Trump's 2020 NASA Budget Would Cancel Space Telescope, Earth Science Missions (Again)

Artist's impression of NASA's Wide Field Infrared Survey Telescope (WFIRST).
Artist's impression of NASA's Wide Field Infrared Survey Telescope (WFIRST).
(Image: © NASA/GSFC/Conceptual Image Lab)

The Trump administration's federal budget request for 2020 proposes the cancellation of three NASA science missions: the Wide-Field Infrared Survey Telescope (WFIRST) and two Earth science missions. 

This isn't the first time the Trump administration has tried to nix WFIRST, a $3.2 billion flagship-class astrophysics mission that has already had to grapple with budget cuts. In its fiscal year 2019 budget proposal, the Trump administration sought to end that mission along with five other Earth science missions — but the Senate voted to give WFIRST the funding it needed to stay on track for a launch in 2025. 

According to NASA's summary of the budget request, the Trump administration is proposing "to terminate the WFIRST mission and instead focus on completing the delayed James Webb Space Telescope," another flagship-class project that is over budget and behind schedule. 

Related: NASA Weighs Delaying WFIRST to Fund JWST Overrun 

Now the administration seeks to cut funding for the Plankton, Aerosol, Cloud, ocean Ecosystem (PACE) mission and the Climate Absolute Radiance and Refractivity Observatory (CLARREO) Pathfinder instrument that NASA planned to send to the International Space Station. 

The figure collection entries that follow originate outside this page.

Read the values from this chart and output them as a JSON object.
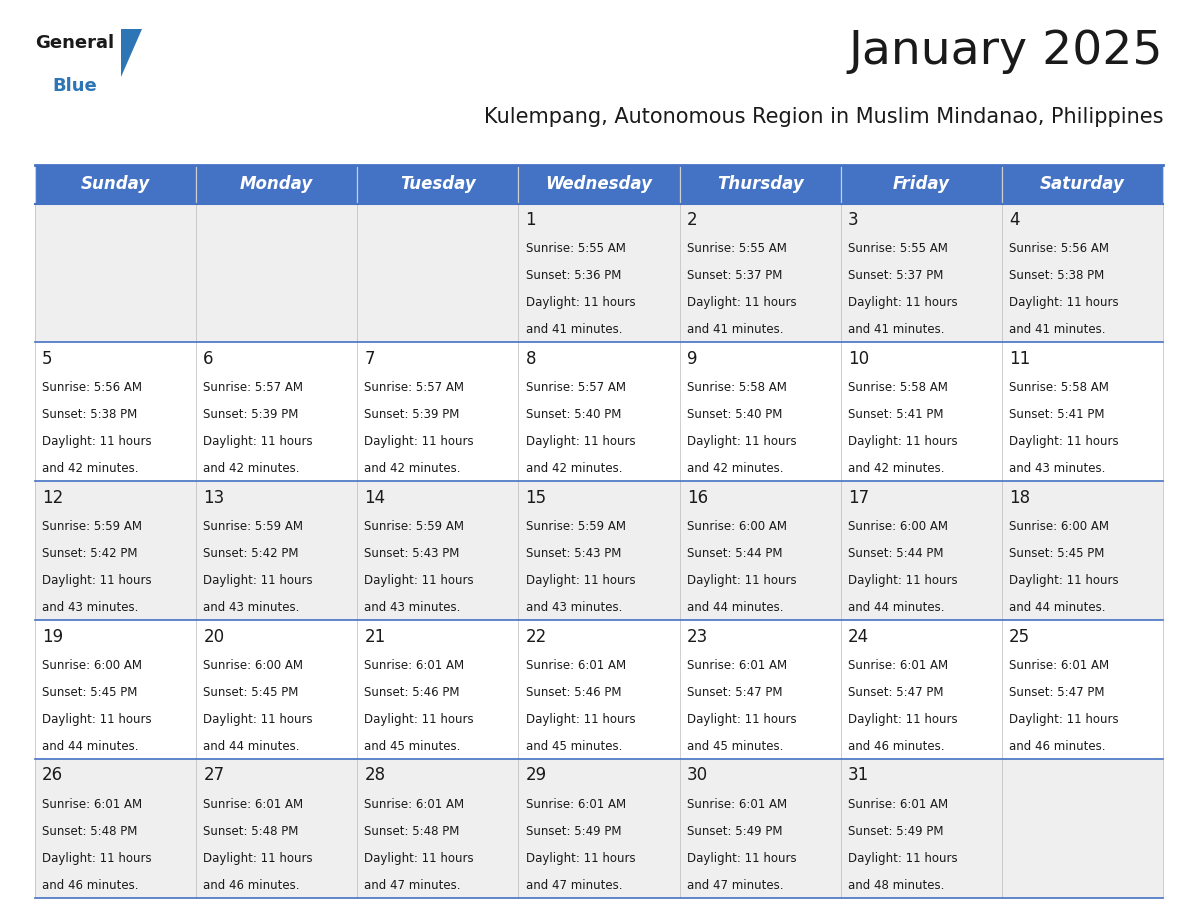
{
  "title": "January 2025",
  "subtitle": "Kulempang, Autonomous Region in Muslim Mindanao, Philippines",
  "header_bg": "#4472C4",
  "header_text_color": "#FFFFFF",
  "cell_bg_even": "#EFEFEF",
  "cell_bg_odd": "#FFFFFF",
  "border_color": "#4472C4",
  "day_headers": [
    "Sunday",
    "Monday",
    "Tuesday",
    "Wednesday",
    "Thursday",
    "Friday",
    "Saturday"
  ],
  "calendar": [
    [
      {
        "day": null,
        "sunrise": null,
        "sunset": null,
        "daylight_hrs": null,
        "daylight_min": null
      },
      {
        "day": null,
        "sunrise": null,
        "sunset": null,
        "daylight_hrs": null,
        "daylight_min": null
      },
      {
        "day": null,
        "sunrise": null,
        "sunset": null,
        "daylight_hrs": null,
        "daylight_min": null
      },
      {
        "day": 1,
        "sunrise": "5:55 AM",
        "sunset": "5:36 PM",
        "daylight_hrs": 11,
        "daylight_min": 41
      },
      {
        "day": 2,
        "sunrise": "5:55 AM",
        "sunset": "5:37 PM",
        "daylight_hrs": 11,
        "daylight_min": 41
      },
      {
        "day": 3,
        "sunrise": "5:55 AM",
        "sunset": "5:37 PM",
        "daylight_hrs": 11,
        "daylight_min": 41
      },
      {
        "day": 4,
        "sunrise": "5:56 AM",
        "sunset": "5:38 PM",
        "daylight_hrs": 11,
        "daylight_min": 41
      }
    ],
    [
      {
        "day": 5,
        "sunrise": "5:56 AM",
        "sunset": "5:38 PM",
        "daylight_hrs": 11,
        "daylight_min": 42
      },
      {
        "day": 6,
        "sunrise": "5:57 AM",
        "sunset": "5:39 PM",
        "daylight_hrs": 11,
        "daylight_min": 42
      },
      {
        "day": 7,
        "sunrise": "5:57 AM",
        "sunset": "5:39 PM",
        "daylight_hrs": 11,
        "daylight_min": 42
      },
      {
        "day": 8,
        "sunrise": "5:57 AM",
        "sunset": "5:40 PM",
        "daylight_hrs": 11,
        "daylight_min": 42
      },
      {
        "day": 9,
        "sunrise": "5:58 AM",
        "sunset": "5:40 PM",
        "daylight_hrs": 11,
        "daylight_min": 42
      },
      {
        "day": 10,
        "sunrise": "5:58 AM",
        "sunset": "5:41 PM",
        "daylight_hrs": 11,
        "daylight_min": 42
      },
      {
        "day": 11,
        "sunrise": "5:58 AM",
        "sunset": "5:41 PM",
        "daylight_hrs": 11,
        "daylight_min": 43
      }
    ],
    [
      {
        "day": 12,
        "sunrise": "5:59 AM",
        "sunset": "5:42 PM",
        "daylight_hrs": 11,
        "daylight_min": 43
      },
      {
        "day": 13,
        "sunrise": "5:59 AM",
        "sunset": "5:42 PM",
        "daylight_hrs": 11,
        "daylight_min": 43
      },
      {
        "day": 14,
        "sunrise": "5:59 AM",
        "sunset": "5:43 PM",
        "daylight_hrs": 11,
        "daylight_min": 43
      },
      {
        "day": 15,
        "sunrise": "5:59 AM",
        "sunset": "5:43 PM",
        "daylight_hrs": 11,
        "daylight_min": 43
      },
      {
        "day": 16,
        "sunrise": "6:00 AM",
        "sunset": "5:44 PM",
        "daylight_hrs": 11,
        "daylight_min": 44
      },
      {
        "day": 17,
        "sunrise": "6:00 AM",
        "sunset": "5:44 PM",
        "daylight_hrs": 11,
        "daylight_min": 44
      },
      {
        "day": 18,
        "sunrise": "6:00 AM",
        "sunset": "5:45 PM",
        "daylight_hrs": 11,
        "daylight_min": 44
      }
    ],
    [
      {
        "day": 19,
        "sunrise": "6:00 AM",
        "sunset": "5:45 PM",
        "daylight_hrs": 11,
        "daylight_min": 44
      },
      {
        "day": 20,
        "sunrise": "6:00 AM",
        "sunset": "5:45 PM",
        "daylight_hrs": 11,
        "daylight_min": 44
      },
      {
        "day": 21,
        "sunrise": "6:01 AM",
        "sunset": "5:46 PM",
        "daylight_hrs": 11,
        "daylight_min": 45
      },
      {
        "day": 22,
        "sunrise": "6:01 AM",
        "sunset": "5:46 PM",
        "daylight_hrs": 11,
        "daylight_min": 45
      },
      {
        "day": 23,
        "sunrise": "6:01 AM",
        "sunset": "5:47 PM",
        "daylight_hrs": 11,
        "daylight_min": 45
      },
      {
        "day": 24,
        "sunrise": "6:01 AM",
        "sunset": "5:47 PM",
        "daylight_hrs": 11,
        "daylight_min": 46
      },
      {
        "day": 25,
        "sunrise": "6:01 AM",
        "sunset": "5:47 PM",
        "daylight_hrs": 11,
        "daylight_min": 46
      }
    ],
    [
      {
        "day": 26,
        "sunrise": "6:01 AM",
        "sunset": "5:48 PM",
        "daylight_hrs": 11,
        "daylight_min": 46
      },
      {
        "day": 27,
        "sunrise": "6:01 AM",
        "sunset": "5:48 PM",
        "daylight_hrs": 11,
        "daylight_min": 46
      },
      {
        "day": 28,
        "sunrise": "6:01 AM",
        "sunset": "5:48 PM",
        "daylight_hrs": 11,
        "daylight_min": 47
      },
      {
        "day": 29,
        "sunrise": "6:01 AM",
        "sunset": "5:49 PM",
        "daylight_hrs": 11,
        "daylight_min": 47
      },
      {
        "day": 30,
        "sunrise": "6:01 AM",
        "sunset": "5:49 PM",
        "daylight_hrs": 11,
        "daylight_min": 47
      },
      {
        "day": 31,
        "sunrise": "6:01 AM",
        "sunset": "5:49 PM",
        "daylight_hrs": 11,
        "daylight_min": 48
      },
      {
        "day": null,
        "sunrise": null,
        "sunset": null,
        "daylight_hrs": null,
        "daylight_min": null
      }
    ]
  ],
  "logo_text1": "General",
  "logo_text2": "Blue",
  "logo_triangle_color": "#2E75B6",
  "title_fontsize": 34,
  "subtitle_fontsize": 15,
  "header_fontsize": 12,
  "day_num_fontsize": 12,
  "cell_text_fontsize": 8.5,
  "fig_width": 11.88,
  "fig_height": 9.18,
  "dpi": 100
}
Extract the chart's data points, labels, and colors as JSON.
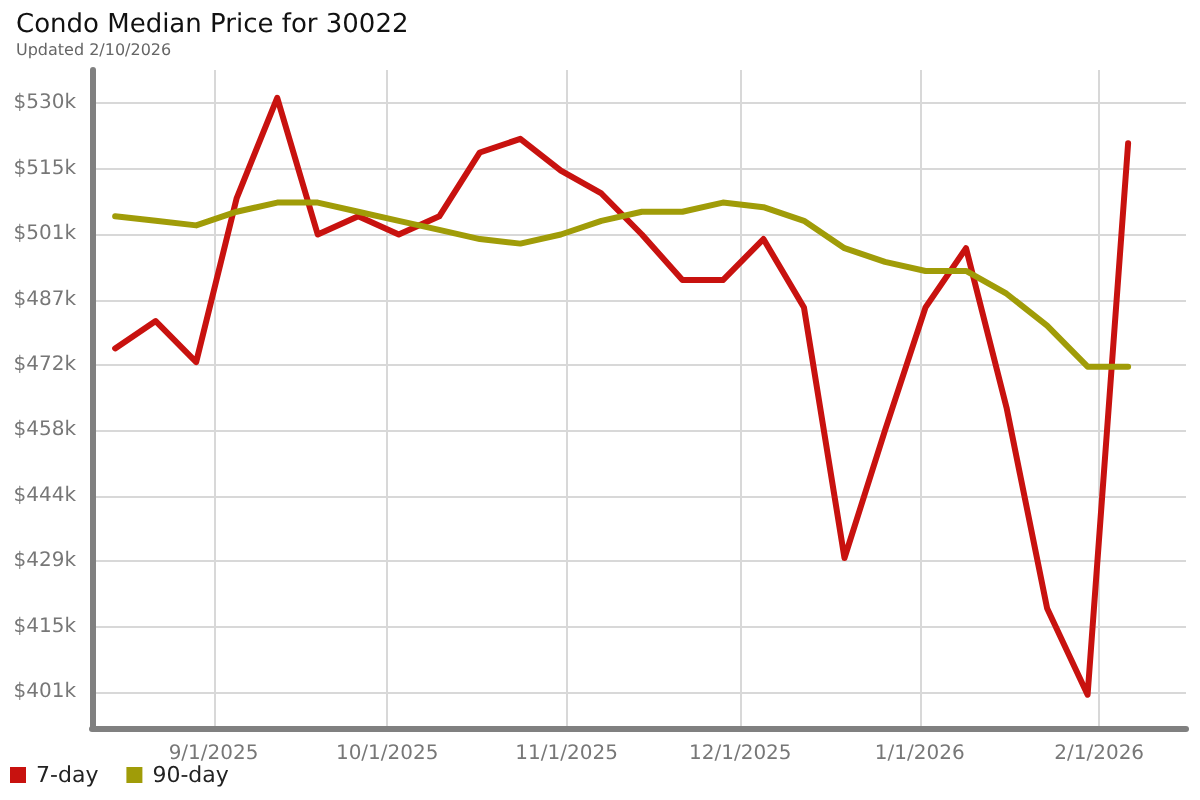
{
  "chart_data": {
    "type": "line",
    "title": "Condo Median Price for 30022",
    "subtitle": "Updated 2/10/2026",
    "x": [
      "2025-08-15",
      "2025-08-22",
      "2025-08-29",
      "2025-09-05",
      "2025-09-12",
      "2025-09-19",
      "2025-09-26",
      "2025-10-03",
      "2025-10-10",
      "2025-10-17",
      "2025-10-24",
      "2025-10-31",
      "2025-11-07",
      "2025-11-14",
      "2025-11-21",
      "2025-11-28",
      "2025-12-05",
      "2025-12-12",
      "2025-12-19",
      "2025-12-26",
      "2026-01-02",
      "2026-01-09",
      "2026-01-16",
      "2026-01-23",
      "2026-01-30",
      "2026-02-06"
    ],
    "series": [
      {
        "name": "7-day",
        "color": "#c8120f",
        "values": [
          476,
          482,
          473,
          509,
          531,
          501,
          505,
          501,
          505,
          519,
          522,
          515,
          510,
          501,
          491,
          491,
          500,
          485,
          430,
          458,
          485,
          498,
          463,
          419,
          400,
          521
        ]
      },
      {
        "name": "90-day",
        "color": "#a09c08",
        "values": [
          505,
          504,
          503,
          506,
          508,
          508,
          506,
          504,
          502,
          500,
          499,
          501,
          504,
          506,
          506,
          508,
          507,
          504,
          498,
          495,
          493,
          493,
          488,
          481,
          472,
          472
        ]
      }
    ],
    "xlim": [
      "2025-08-11",
      "2026-02-16"
    ],
    "xticks": [
      {
        "value": "2025-09-01",
        "label": "9/1/2025"
      },
      {
        "value": "2025-10-01",
        "label": "10/1/2025"
      },
      {
        "value": "2025-11-01",
        "label": "11/1/2025"
      },
      {
        "value": "2025-12-01",
        "label": "12/1/2025"
      },
      {
        "value": "2026-01-01",
        "label": "1/1/2026"
      },
      {
        "value": "2026-02-01",
        "label": "2/1/2026"
      }
    ],
    "ylim": [
      392.7,
      537.1
    ],
    "yticks": [
      {
        "value": 400.6,
        "label": "$401k"
      },
      {
        "value": 414.95,
        "label": "$415k"
      },
      {
        "value": 429.3,
        "label": "$429k"
      },
      {
        "value": 443.65,
        "label": "$444k"
      },
      {
        "value": 458.0,
        "label": "$458k"
      },
      {
        "value": 472.35,
        "label": "$472k"
      },
      {
        "value": 486.7,
        "label": "$487k"
      },
      {
        "value": 501.05,
        "label": "$501k"
      },
      {
        "value": 515.4,
        "label": "$515k"
      },
      {
        "value": 529.75,
        "label": "$530k"
      }
    ],
    "grid": true,
    "legend": "bottom left",
    "marker": "none",
    "line_style": "solid"
  }
}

PACE and CLARREO were two of the five Earth science missions that also escaped the chopping block last year. Congress voted to fund them after President Trump's 2019 budget request suggested NASA terminate them. Both were top-tier recommendations from the National Research Council's 2007 Earth Science decadal survey

On the other hand, the administration is now proposing to restore funding to two other Earth science missions that it tried to axe last year: The Deep Space Climate Observatory (DSCOVR), a satellite that monitors climate and space weather; and the Orbiting Carbon Observatory 3 (OCO-3), an instrument that would study the distribution of carbon dioxide on Earth while mounted outside of the International Space Station. 

With the agency's renewed focus on sending astronauts back to the moon and ultimately to Mars, the new budget request includes $10.7 billion for NASA's "exploration campaign," which includes funding for the Space Launch System megarocket, a lunar space station and technologies needed to build a human outpost on the lunar surface.